A Wall Street Journal piece about "Intermittent Fasting" (say, only eating in a narrow sliver of time each day; and not eating more than 14 hours each day):https://www.wsj.com/...fad-11564676512
It mentions evidence from lab animals and a few human trials that it helps fight: diabetes, weight gain, Parkinson's, Alzheimer's, Multiple Sclerosis, liver disease, pancreatic disease, and cancer; in many cases, the effect is very large. Furthermore, there is evidence that it improves cognitive functioning, and also autophagy, which is the body's own natural senolytics. In combination with NAD+ boosters (like Nicotinamide Riboside) and/or protein-restriction, it may have a powerful anti-aging effect.
As I've said before, I do intermittent fasting -- eating all my meals (usually just 2) in about a 6 to 7 hour sliver of time each day. I have found, though, that it leaves me dehydrated -- you have to force yourself to drink more water, if you drop one meal per day (you consume liquids naturally and easily with meals; but if you don't eat one, then you have to find a way to fill that "hydration gap"). I also usually drink a protein shake, to make sure I get adequate protein (dropping one meal also drops protein intake).
Intermittent fasting is a lot easier to pull off that most people imagine. If one starts slow -- say, reducing the size of one meal until it's gone -- and then moves the remaining meals closer and closer to the same time of day, one can reprogram ones body to where one won't get hungry, while making the fasting a "habit", part of ones daily routine. Once one has done that, it actually takes effort not
to fast -- it just feels weird to eat outside of those special hours.But, of course, I'm speaking about people with average human physiology. This might not apply to people with autoimmune disorders, metabolic disorders, and even psychosomatic disorders.

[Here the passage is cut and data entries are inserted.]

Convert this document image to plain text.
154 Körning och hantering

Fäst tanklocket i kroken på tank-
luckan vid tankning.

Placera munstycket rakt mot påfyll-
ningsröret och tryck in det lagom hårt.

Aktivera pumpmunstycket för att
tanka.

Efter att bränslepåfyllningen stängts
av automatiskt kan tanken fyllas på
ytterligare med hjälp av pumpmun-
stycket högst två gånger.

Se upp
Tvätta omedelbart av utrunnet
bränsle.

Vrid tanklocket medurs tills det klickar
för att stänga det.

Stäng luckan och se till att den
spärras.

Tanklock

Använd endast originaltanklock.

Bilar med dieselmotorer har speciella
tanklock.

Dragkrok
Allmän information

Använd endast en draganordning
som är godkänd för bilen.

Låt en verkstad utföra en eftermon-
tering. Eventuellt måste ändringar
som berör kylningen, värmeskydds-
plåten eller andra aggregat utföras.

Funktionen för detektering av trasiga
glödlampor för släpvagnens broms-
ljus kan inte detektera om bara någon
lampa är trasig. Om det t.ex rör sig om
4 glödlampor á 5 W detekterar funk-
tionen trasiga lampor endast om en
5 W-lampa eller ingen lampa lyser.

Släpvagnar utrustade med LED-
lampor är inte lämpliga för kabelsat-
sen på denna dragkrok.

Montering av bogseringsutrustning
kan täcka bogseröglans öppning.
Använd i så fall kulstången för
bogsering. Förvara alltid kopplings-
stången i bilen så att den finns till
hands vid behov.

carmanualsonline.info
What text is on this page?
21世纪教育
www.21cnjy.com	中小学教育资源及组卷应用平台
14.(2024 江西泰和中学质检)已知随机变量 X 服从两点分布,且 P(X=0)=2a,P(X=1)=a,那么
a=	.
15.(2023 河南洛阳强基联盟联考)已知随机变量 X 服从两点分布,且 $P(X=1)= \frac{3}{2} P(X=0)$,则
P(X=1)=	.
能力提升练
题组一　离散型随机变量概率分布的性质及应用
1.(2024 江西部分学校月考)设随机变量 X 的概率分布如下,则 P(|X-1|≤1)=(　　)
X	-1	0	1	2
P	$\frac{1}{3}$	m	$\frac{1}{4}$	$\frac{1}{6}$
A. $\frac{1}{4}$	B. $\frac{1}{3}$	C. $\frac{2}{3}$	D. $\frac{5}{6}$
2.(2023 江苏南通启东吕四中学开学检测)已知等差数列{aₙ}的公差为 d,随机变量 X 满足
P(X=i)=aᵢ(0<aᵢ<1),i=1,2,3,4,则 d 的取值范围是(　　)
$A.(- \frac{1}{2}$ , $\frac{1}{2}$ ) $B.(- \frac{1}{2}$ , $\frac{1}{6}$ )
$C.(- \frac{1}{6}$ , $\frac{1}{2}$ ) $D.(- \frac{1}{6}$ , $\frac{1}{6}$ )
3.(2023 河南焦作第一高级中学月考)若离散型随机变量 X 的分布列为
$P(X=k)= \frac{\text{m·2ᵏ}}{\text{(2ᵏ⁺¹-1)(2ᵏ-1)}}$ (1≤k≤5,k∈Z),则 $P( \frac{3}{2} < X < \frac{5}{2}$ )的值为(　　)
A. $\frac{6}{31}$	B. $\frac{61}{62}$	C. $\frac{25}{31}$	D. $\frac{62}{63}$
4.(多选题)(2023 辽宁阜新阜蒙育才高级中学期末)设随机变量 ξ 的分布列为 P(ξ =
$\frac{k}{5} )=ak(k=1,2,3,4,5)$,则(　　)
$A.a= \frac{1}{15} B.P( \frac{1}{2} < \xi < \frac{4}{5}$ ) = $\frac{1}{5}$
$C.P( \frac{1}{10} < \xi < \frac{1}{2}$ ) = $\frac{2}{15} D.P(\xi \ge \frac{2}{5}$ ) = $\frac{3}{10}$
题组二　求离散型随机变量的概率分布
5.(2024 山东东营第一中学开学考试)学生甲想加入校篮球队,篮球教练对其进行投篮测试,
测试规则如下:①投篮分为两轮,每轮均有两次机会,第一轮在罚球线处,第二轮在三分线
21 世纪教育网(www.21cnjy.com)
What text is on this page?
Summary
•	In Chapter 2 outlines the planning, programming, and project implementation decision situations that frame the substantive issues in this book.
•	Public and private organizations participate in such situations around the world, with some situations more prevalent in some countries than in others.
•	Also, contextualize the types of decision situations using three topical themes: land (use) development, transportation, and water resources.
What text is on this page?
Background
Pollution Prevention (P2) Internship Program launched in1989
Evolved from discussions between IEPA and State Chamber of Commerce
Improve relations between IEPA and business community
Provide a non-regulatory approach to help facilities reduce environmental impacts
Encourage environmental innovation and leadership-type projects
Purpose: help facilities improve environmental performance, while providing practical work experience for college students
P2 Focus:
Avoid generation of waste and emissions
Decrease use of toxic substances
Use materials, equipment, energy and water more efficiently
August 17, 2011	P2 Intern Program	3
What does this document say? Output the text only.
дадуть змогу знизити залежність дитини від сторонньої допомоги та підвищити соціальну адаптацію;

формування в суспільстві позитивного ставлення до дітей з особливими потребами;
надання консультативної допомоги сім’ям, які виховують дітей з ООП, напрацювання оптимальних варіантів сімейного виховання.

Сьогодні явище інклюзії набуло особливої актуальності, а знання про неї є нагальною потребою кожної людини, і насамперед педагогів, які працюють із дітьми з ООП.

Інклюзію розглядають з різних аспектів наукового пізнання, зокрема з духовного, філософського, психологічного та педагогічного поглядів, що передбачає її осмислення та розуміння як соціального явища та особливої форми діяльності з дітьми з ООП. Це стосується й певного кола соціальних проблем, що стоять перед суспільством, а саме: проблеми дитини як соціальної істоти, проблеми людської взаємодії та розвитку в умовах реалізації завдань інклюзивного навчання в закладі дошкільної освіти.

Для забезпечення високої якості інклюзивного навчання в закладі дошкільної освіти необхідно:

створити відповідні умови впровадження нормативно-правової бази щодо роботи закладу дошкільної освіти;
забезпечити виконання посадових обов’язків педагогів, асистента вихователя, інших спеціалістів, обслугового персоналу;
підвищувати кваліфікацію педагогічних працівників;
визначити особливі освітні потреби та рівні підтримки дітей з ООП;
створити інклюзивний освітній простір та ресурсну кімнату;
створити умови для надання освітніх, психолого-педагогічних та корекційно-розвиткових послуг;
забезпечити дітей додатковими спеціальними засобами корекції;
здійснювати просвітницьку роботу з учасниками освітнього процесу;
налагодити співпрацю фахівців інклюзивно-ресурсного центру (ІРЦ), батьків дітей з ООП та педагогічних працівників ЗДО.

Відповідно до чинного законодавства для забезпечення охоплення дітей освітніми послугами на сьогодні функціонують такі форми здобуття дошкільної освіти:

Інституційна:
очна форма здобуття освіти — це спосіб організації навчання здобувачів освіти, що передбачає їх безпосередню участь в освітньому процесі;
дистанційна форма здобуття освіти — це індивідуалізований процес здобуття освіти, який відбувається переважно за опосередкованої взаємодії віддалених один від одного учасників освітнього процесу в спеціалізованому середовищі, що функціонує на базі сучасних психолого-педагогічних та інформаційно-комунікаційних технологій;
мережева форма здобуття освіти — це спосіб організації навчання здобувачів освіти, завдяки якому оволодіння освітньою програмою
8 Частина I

(I am reminded of how, when giving lectures to a large class in which I use the word "you", and what is said after applies to 98% of the class, but not to one or two precocious students. The precocious student [sometimes borderline autistic or "different" in some way, but brilliant] thinks I've just made an error, and gets nonplussed about my making assumptions about "them". Ahhh, but they are blissfully unaware that I've not; and that it's just more expedient not to be too nuanced in the message.)